Higgins may have also used eggs she’d frozen earlier in life. It’s highly unlikely — but not impossible — she used her own, non-frozen eggs to conceive.
Higgins credits her active lifestyle and genes for her ability to carry and deliver her baby
Higgins and her husband, Kenny Banzhoff, first considered getting pregnant for the third time while working through the grief of losing their 13-year-old daughter to an undiagnosed brain tumor in 2016, NBC reported.
When they found an IVF clinic that would treat someone Higgins age, they signed on.
“I don’t know how I will be in 10 years, but how will you be in 10 years?” Higgins told NBC Boston. “And why should Jack not get to be alive because I’m old?”
Higgins credited her active lifestyle — saying she does “that crazy CrossFit stuff” and even lifted weights until the day she went into labor — with her ability to carry and deliver the baby at a much older age.
“The health and fitness status of a woman is important no matter what age she is when trying to conceive. However, as women delay childbearing, their fitness status becomes exponentially more important,” Levine said.
Still, being fit doesn’t reduce the risk of high blood pressure in pregnancy, he added, “which can have devastating consequences for mom and baby.”
Her family’s longevity may have played a role, too, Higgins said. “We live to be 100, we climb mountains, and we ski well into our 90s,” she said.
Dr. Cleopatra, the executive director of the Fertility & Pregnancy Institute, told Insider that while your genes matter, how those genes express themselves — which, she said, can be influenced by everything from diet to mindset — matters more.
“This genetic expression is much more powerful than our DNA itself for determining how long and well we live,” she said. “This genetic expression also determines how fertile we are and how long we stay fertile — as women, men, and humans of all genders.”
IVF over age 40 is linked to a higher risk of complications
According to the Advanced Fertility Center of Chicago, “very few” women older than 44 are still fertile. By the time they reach menopause — age 51, on average, in the US — they can no longer conceive naturally. The oldest mother verified by Guinness Records to deliver a child after conceiving naturally was 59.
Eggs, which decline in quality and quantity most significantly in the mid-30s to early 40s, are the limiting factor.

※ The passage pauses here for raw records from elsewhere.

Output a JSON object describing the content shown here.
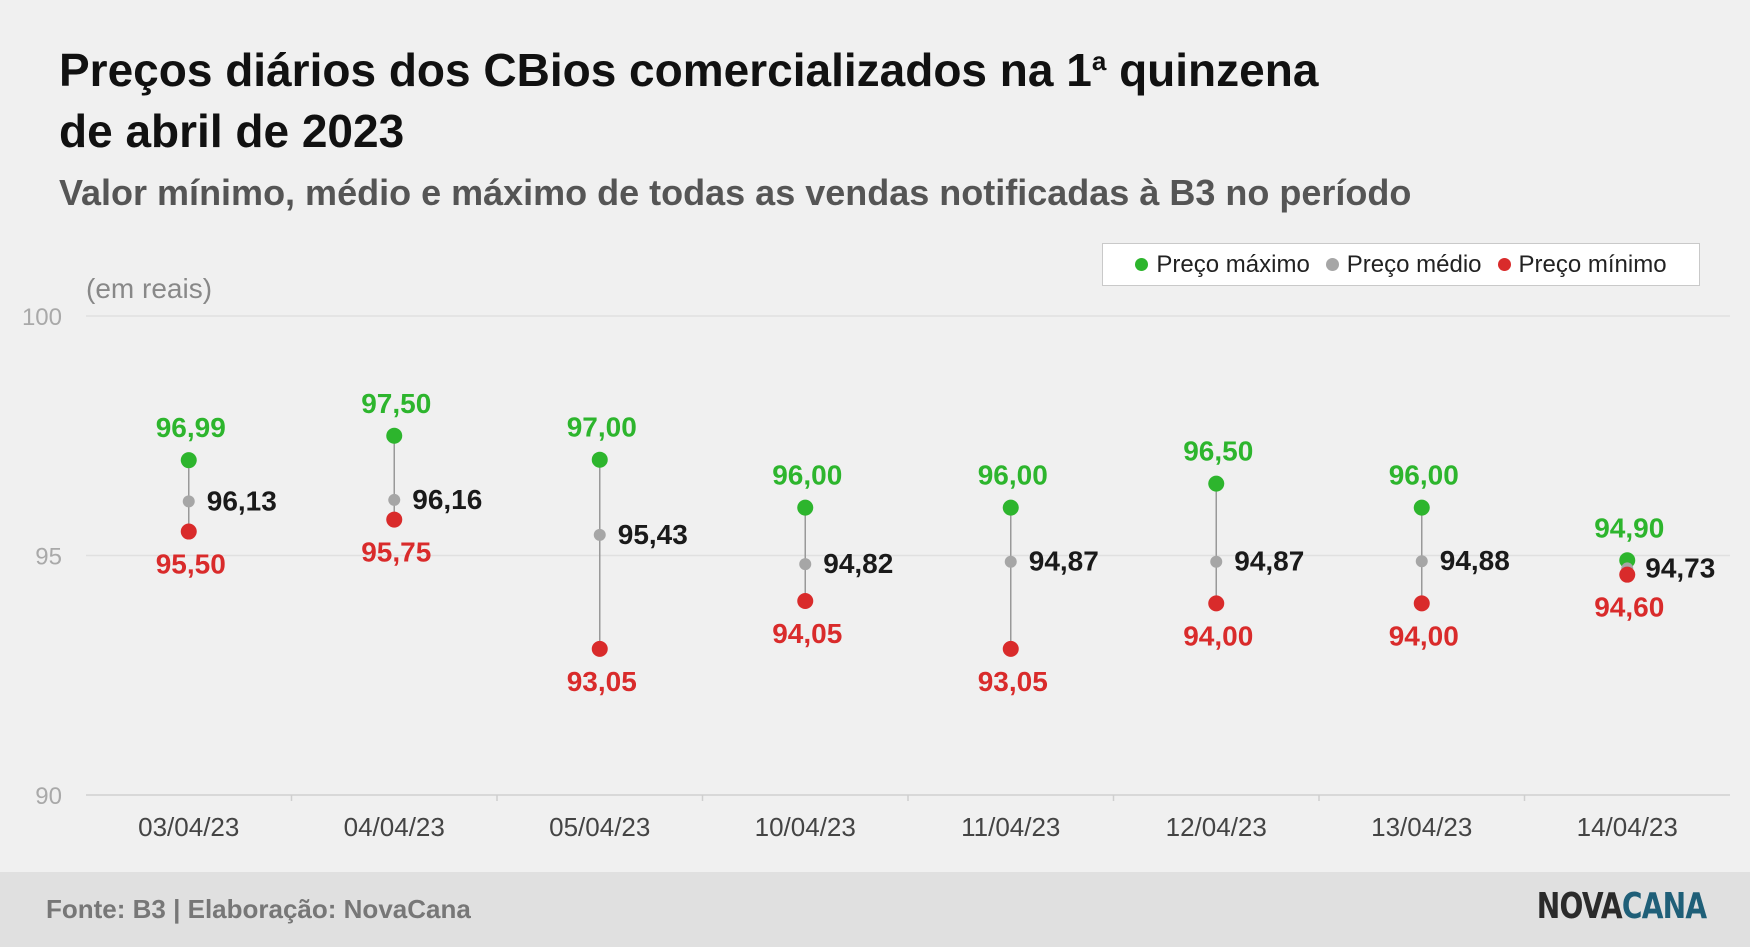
{
  "title_line1": "Preços diários dos CBios comercializados na 1",
  "title_sup": "a",
  "title_line1_end": " quinzena",
  "title_line2": "de abril de 2023",
  "subtitle": "Valor mínimo, médio e máximo de todas as vendas notificadas à B3 no período",
  "legend": {
    "max": {
      "label": "Preço máximo",
      "color": "#2db52d"
    },
    "avg": {
      "label": "Preço médio",
      "color": "#a6a6a6"
    },
    "min": {
      "label": "Preço mínimo",
      "color": "#d92b2b"
    }
  },
  "footer": {
    "source": "Fonte: B3 | Elaboração: NovaCana",
    "logo_part1": "NOVA",
    "logo_part2": "CANA"
  },
  "chart_data": {
    "type": "scatter",
    "ylabel": "(em reais)",
    "ylim": [
      90,
      100
    ],
    "yticks": [
      90,
      95,
      100
    ],
    "grid": true,
    "legend_position": "top-right",
    "categories": [
      "03/04/23",
      "04/04/23",
      "05/04/23",
      "10/04/23",
      "11/04/23",
      "12/04/23",
      "13/04/23",
      "14/04/23"
    ],
    "series": [
      {
        "name": "Preço máximo",
        "color": "#2db52d",
        "label_color": "#2db52d",
        "values": [
          96.99,
          97.5,
          97.0,
          96.0,
          96.0,
          96.5,
          96.0,
          94.9
        ]
      },
      {
        "name": "Preço médio",
        "color": "#a6a6a6",
        "label_color": "#1a1a1a",
        "values": [
          96.13,
          96.16,
          95.43,
          94.82,
          94.87,
          94.87,
          94.88,
          94.73
        ]
      },
      {
        "name": "Preço mínimo",
        "color": "#d92b2b",
        "label_color": "#d92b2b",
        "values": [
          95.5,
          95.75,
          93.05,
          94.05,
          93.05,
          94.0,
          94.0,
          94.6
        ]
      }
    ],
    "labels": {
      "max": [
        "96,99",
        "97,50",
        "97,00",
        "96,00",
        "96,00",
        "96,50",
        "96,00",
        "94,90"
      ],
      "avg": [
        "96,13",
        "96,16",
        "95,43",
        "94,82",
        "94,87",
        "94,87",
        "94,88",
        "94,73"
      ],
      "min": [
        "95,50",
        "95,75",
        "93,05",
        "94,05",
        "93,05",
        "94,00",
        "94,00",
        "94,60"
      ]
    }
  }
}
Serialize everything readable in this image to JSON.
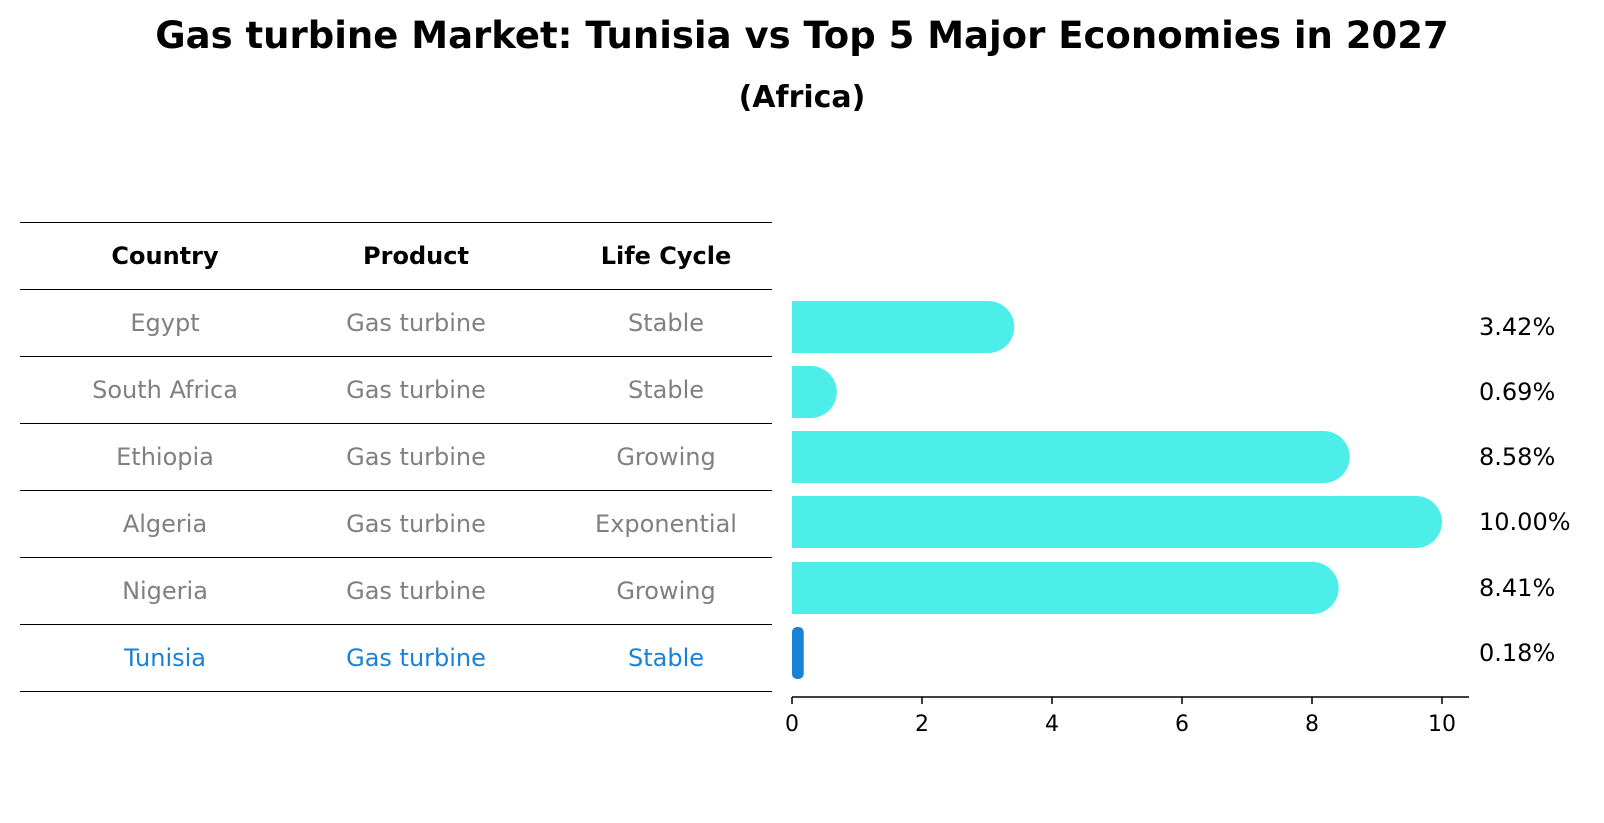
{
  "title": "Gas turbine Market: Tunisia vs Top 5 Major Economies in 2027",
  "subtitle": "(Africa)",
  "table": {
    "headers": [
      "Country",
      "Product",
      "Life Cycle"
    ],
    "rows": [
      [
        "Egypt",
        "Gas turbine",
        "Stable"
      ],
      [
        "South Africa",
        "Gas turbine",
        "Stable"
      ],
      [
        "Ethiopia",
        "Gas turbine",
        "Growing"
      ],
      [
        "Algeria",
        "Gas turbine",
        "Exponential"
      ],
      [
        "Nigeria",
        "Gas turbine",
        "Growing"
      ],
      [
        "Tunisia",
        "Gas turbine",
        "Stable"
      ]
    ],
    "highlight_row": 5
  },
  "colors": {
    "bar": "#4deeea",
    "highlight": "#1a82d6",
    "muted_text": "#808080"
  },
  "chart_data": {
    "type": "bar",
    "orientation": "horizontal",
    "categories": [
      "Egypt",
      "South Africa",
      "Ethiopia",
      "Algeria",
      "Nigeria",
      "Tunisia"
    ],
    "values": [
      3.42,
      0.69,
      8.58,
      10.0,
      8.41,
      0.18
    ],
    "value_labels": [
      "3.42%",
      "0.69%",
      "8.58%",
      "10.00%",
      "8.41%",
      "0.18%"
    ],
    "xticks": [
      0,
      2,
      4,
      6,
      8,
      10
    ],
    "xlim": [
      0,
      10.5
    ],
    "xlabel": "",
    "ylabel": "",
    "grid": false
  }
}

In fact, when eggs over age 44 are attempted to be used as donor eggs, only 1% of IVF attempts result in a birth.
That’s part of the reason why the upper age limit for using your own eggs in IVF is usually 45 or 46, Cleopatra said. “Fertility clinics are there, first and foremost, to help people have the families of their dreams; but they also have to think about their overall success rates,” she said.
But women’s uteruses don’t age like their eggs, so they can carry a younger woman’s eggs or their own previously frozen eggs far longer in life than they can conceive using their own.
Still, the American Society of Reproductive Medicine recommends the cutoff age for someone to receive donor eggs is 55. That’s in part because women over 40 years who use IVF have higher rates of preeclampsia, gestational diabetes, preterm, and very preterm delivery.
Older women seeking IVF also need to meet certain prerequisites based on other medical tests like mammograms, Levine said. “Having a child at the end of one’s reproductive window is possible with current technology,” he said. “However, an open an honest conversation between patient, fertility doctor, and OB-GYN is necessary.”